Clicky

Harry R. Schwartz

Software engineer, nominal scientist, gentleman of the internet. Member, ←Hotline Webring→.


When is Literate Programming Appropriate?

Published 19 May 2016. Tags: computer-science.

We’ve been chatting a lot about Org-mode at the last few EmacsBoston meetups. The topic of literate programming—the practice of structuring code as a narrative through copious comments—keeps coming up. Org makes it easy to structure programs literately, and that ease encourages users to try it out.

This usually leads to a question: should programs be structured literately? I think it depends.

Working software engineers—especially folks (like me) who’ve been influenced by the XP movement—often dislike literate programs. Since real-world projects are guaranteed to change, “good code” means “code that can be changed easily.” Literate programs are usually much harder to change.

For example, an XP practitioner might argue that comments are just lies waiting to happen: eventually someone will change the code without updating the comments that describe that code and that discrepancy will deceive comment-readers forever after.

This mindset encourages the use of small, thoughtfully named methods instead of comments. Using good names provides a sort of “executable documentation.” When changing the function of the code the programmer almost has to update the appropriate method and variable names, so “documentation” (in the form of names) automatically follows function.

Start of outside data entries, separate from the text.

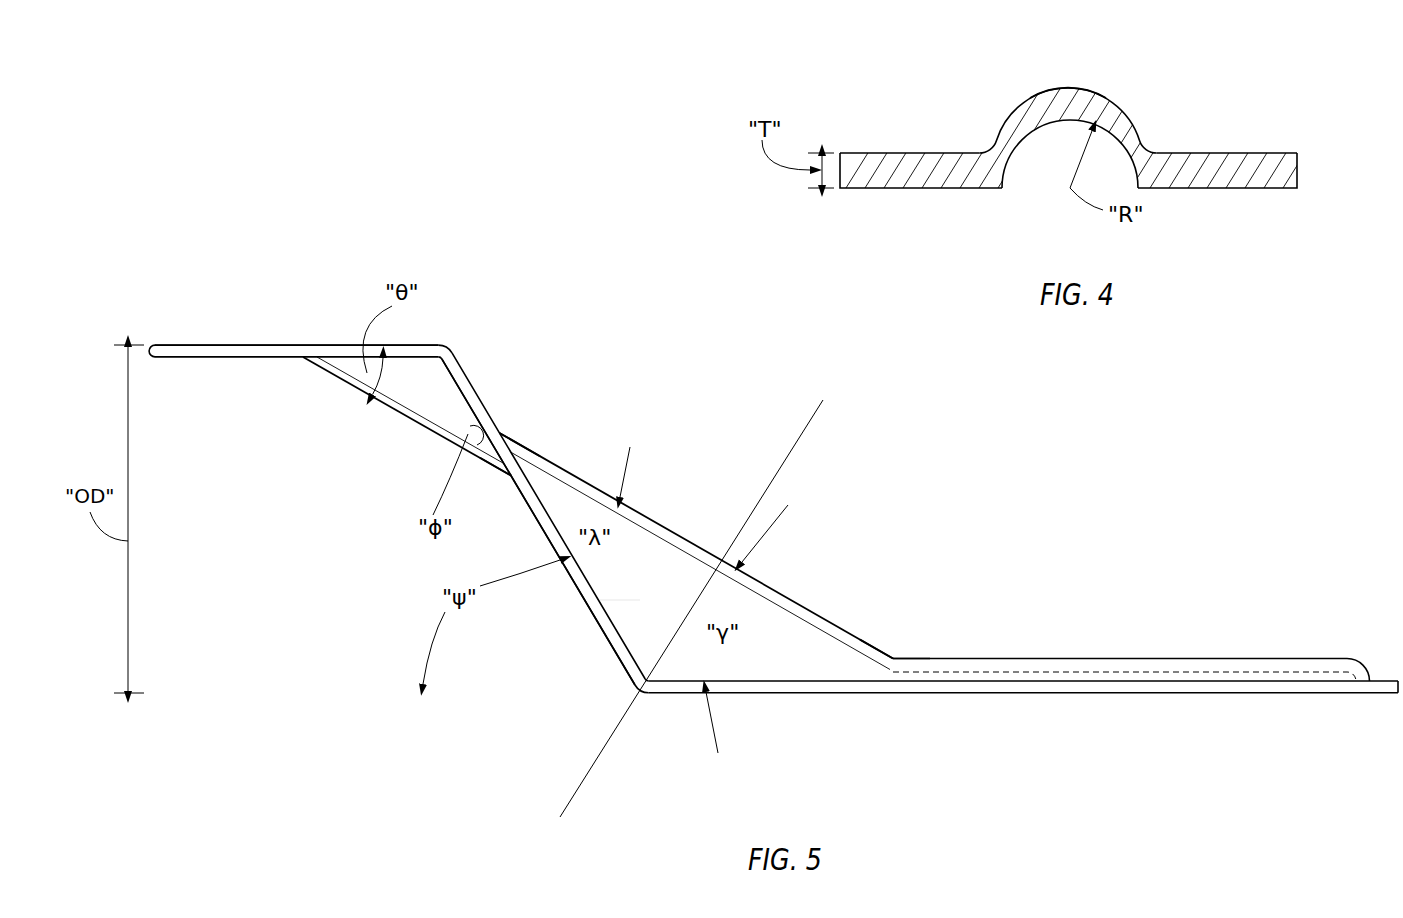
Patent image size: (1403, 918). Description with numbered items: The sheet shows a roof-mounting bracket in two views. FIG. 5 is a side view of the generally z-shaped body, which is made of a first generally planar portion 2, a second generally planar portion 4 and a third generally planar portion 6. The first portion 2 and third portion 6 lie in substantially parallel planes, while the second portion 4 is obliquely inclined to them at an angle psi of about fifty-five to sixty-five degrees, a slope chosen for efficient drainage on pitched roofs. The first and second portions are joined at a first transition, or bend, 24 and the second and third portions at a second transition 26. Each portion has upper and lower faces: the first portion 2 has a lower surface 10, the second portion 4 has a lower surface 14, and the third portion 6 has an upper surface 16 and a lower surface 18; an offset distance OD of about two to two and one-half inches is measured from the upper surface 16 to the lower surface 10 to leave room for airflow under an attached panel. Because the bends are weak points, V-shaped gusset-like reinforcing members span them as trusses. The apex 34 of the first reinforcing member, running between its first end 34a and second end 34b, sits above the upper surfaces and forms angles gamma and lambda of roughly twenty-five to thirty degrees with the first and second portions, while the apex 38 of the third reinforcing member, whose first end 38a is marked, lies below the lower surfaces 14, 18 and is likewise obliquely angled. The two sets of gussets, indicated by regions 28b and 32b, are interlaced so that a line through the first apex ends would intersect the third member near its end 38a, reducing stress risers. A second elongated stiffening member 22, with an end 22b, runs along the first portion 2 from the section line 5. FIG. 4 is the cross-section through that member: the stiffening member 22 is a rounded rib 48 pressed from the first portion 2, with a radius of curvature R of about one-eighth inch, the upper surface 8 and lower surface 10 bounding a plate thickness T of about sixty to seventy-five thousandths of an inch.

In FIG. 5, the first generally planar portion 2 is at (1386, 676).
In FIG. 5, the second generally planar portion 4 is at (492, 405).
In FIG. 5, the section line 5- 5 is at (823, 400).
In FIG. 5, the third generally planar portion 6 is at (301, 304).
In FIG. 4, the upper surface of first generally planar portion 8 is at (1263, 150).
In FIG. 4, the lower surface of first generally planar portion 10 is at (1268, 192).
In FIG. 5, the lower surface of first generally planar portion 10 is at (1371, 698).
In FIG. 5, the lower surface of second generally planar portion 14 is at (597, 634).
In FIG. 5, the upper surface of third generally planar portion 16 is at (246, 339).
In FIG. 5, the lower surface of third generally planar portion 18 is at (213, 359).
In FIG. 4, the second elongated stiffening member 22 is at (1180, 90).
In FIG. 5, the second elongated stiffening member 22 is at (1093, 667).
In FIG. 5, the rib end 22b is at (895, 673).
In FIG. 5, the first transition (bend) 24 is at (637, 683).
In FIG. 5, the second transition (bend) 26 is at (445, 351).
In FIG. 5, the lower surface region 28b is at (665, 605).
In FIG. 5, the upper surface region 32b is at (444, 394).
In FIG. 5, the apex of first reinforcing member 34 is at (667, 528).
In FIG. 5, the first end of apex 34a is at (920, 674).
In FIG. 5, the second end of apex 34b is at (508, 434).
In FIG. 5, the apex of third reinforcing member 38 is at (407, 433).
In FIG. 5, the first end of apex 38a is at (508, 472).
In FIG. 4, the rounded rib 48 is at (1000, 122).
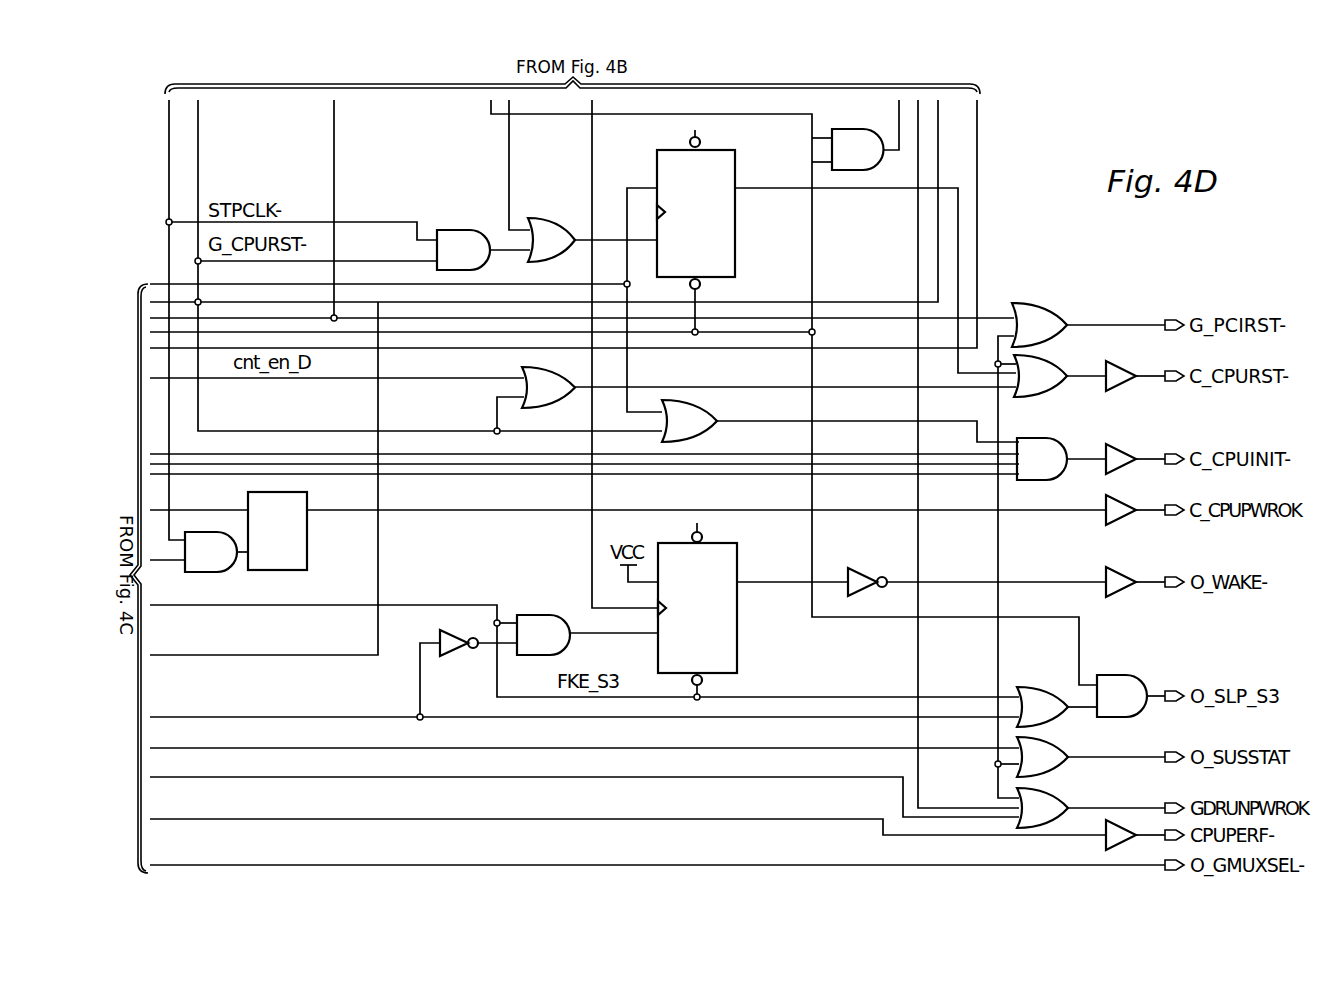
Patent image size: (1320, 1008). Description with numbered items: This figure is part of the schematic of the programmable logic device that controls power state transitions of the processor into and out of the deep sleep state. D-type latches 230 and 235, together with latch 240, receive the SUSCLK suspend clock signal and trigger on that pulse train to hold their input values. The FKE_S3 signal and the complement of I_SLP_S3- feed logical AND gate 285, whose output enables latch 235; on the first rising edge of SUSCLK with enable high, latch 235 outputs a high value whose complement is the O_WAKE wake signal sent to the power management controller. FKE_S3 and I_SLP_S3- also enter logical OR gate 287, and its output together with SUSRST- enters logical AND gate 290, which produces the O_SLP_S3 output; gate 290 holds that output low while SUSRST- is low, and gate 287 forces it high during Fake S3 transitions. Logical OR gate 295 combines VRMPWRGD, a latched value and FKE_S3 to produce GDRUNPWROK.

Additionally, big refactorings might require discarding or restructuring huge swathes of comments. This discourages refactoring and ossifies the code.

On the other hand, folks from a more research-oriented or academic background often like literate programming.

Research is the business of producing and communicating ideas, not maintaining long-running projects. Research projects are often prototypes built to test an idea, so long-term maintenance is less important than communicating the ideas expressed in the code.

Literate programming is also pedagogically useful. It’s easier for a student or colleague to understand code when it’s accompanied by a prose explanation.

Some researchers who are also devotees of reproducible research might go so far as to structure whole papers as literate programs. I haven’t done this myself, but I hear it works well.

So, in summary, when should you use literate programming?

If your program needs to change often (which, admittedly, describes most production code), literate programming may be a hindrance.

But if your code is relatively static, and especially if you’re mostly interested in communicating ideas, literate programming can be a valuable tool.